The working method behind the measurements
The carbon impact measurement process adheres to strict standards and methodologies. We use the LCA methodology, certifications according to the latest ISO 14040 and ISO 14044 standards and the analysis complies with the ‘environmental performance of construction works’ assessment method version 1.1, March 2022. This involves analysing the environmental impact throughout the product’s life cycle, from raw material extraction to production, use and finally disposal. The result is an overview of a product’s environmental impact, which also includes carbon emissions.
Innovative approach to measurement
Bosch Beton has introduced an innovative approach by validating the results of its walls and content and by measuring all mixtures per cubic metre. This enables integration of these validated results in a calculation tool that can calculate the combination of all the different elements, from raw material extraction, transport, placement and a product’s end-of-life. It is a way to clarify a product’s entire carbon impact.

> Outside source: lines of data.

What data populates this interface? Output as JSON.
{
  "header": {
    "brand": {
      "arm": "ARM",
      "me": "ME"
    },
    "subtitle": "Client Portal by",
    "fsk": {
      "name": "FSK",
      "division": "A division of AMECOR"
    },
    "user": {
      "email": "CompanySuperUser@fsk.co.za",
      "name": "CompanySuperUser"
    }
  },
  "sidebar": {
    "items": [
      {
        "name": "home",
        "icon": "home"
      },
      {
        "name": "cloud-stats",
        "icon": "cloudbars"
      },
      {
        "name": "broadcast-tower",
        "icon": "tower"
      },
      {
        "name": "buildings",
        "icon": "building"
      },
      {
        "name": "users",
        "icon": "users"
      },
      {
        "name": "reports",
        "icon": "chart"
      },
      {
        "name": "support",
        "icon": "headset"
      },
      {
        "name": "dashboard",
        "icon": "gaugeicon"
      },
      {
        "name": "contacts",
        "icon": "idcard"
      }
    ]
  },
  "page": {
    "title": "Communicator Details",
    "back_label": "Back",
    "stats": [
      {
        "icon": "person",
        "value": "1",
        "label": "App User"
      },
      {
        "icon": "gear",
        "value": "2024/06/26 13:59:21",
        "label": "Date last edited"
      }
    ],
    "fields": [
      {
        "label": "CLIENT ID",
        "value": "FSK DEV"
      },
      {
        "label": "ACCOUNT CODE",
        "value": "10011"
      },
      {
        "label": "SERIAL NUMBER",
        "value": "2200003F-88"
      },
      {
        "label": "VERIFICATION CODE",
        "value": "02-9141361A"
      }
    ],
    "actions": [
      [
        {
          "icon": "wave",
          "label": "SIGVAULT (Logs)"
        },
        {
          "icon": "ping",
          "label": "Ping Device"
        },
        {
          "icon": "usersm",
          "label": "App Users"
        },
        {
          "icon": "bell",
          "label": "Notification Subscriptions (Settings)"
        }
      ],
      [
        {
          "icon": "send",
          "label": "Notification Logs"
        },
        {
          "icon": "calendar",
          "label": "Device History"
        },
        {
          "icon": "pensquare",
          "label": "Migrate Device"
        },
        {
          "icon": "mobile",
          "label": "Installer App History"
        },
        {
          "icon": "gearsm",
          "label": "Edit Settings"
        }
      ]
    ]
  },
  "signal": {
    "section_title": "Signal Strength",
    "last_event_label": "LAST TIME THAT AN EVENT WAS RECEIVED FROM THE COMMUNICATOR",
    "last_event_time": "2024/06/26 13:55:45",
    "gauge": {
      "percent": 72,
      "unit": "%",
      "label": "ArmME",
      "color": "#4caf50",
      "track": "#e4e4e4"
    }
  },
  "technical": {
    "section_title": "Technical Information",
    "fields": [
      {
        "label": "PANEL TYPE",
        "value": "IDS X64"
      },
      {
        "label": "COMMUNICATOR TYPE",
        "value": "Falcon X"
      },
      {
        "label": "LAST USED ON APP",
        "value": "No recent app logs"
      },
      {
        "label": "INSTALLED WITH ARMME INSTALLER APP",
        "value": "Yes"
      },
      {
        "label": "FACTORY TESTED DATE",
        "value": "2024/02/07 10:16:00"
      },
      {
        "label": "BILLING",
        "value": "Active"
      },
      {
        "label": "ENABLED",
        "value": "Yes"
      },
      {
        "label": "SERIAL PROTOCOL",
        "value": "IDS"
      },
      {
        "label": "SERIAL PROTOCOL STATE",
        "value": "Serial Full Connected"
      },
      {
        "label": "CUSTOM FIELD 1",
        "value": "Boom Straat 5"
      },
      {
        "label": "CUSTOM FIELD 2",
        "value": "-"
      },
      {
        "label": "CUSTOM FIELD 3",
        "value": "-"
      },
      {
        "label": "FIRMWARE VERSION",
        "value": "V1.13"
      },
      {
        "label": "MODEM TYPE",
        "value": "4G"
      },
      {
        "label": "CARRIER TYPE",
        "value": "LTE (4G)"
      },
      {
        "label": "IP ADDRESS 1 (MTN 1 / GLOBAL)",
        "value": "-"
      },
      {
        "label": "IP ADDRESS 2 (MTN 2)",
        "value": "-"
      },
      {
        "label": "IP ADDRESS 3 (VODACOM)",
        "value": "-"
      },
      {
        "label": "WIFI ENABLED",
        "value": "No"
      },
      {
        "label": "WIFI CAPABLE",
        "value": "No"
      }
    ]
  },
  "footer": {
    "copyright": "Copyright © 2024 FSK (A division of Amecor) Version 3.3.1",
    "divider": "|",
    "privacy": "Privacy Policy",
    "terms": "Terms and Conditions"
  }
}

However, according to the standards, using this method to merge validated EPDs does not yet automatically lead to a validated EPD on the overall calculation, although this can now be requested, allowing us to offer our customers a fully validated carbon calculation per construction project!
Transparency
This transparent and detailed approach enables both Bosch Beton and its customers to make informed decisions based on documented and validated information about a product’s carbon impact.
Our commitment to ‘unveiling’ and communicating our products’ environmental impact illustrates a growing construction sector trend. It emphasises the need for transparency and sustainability in enabling consumers to make conscious choices that contribute to a greener future.
We recognise that we need a greater, more representative dataset for more precise classifications of the higher strength classes, and we remain alert for changes in future publications based on the evolving dataset.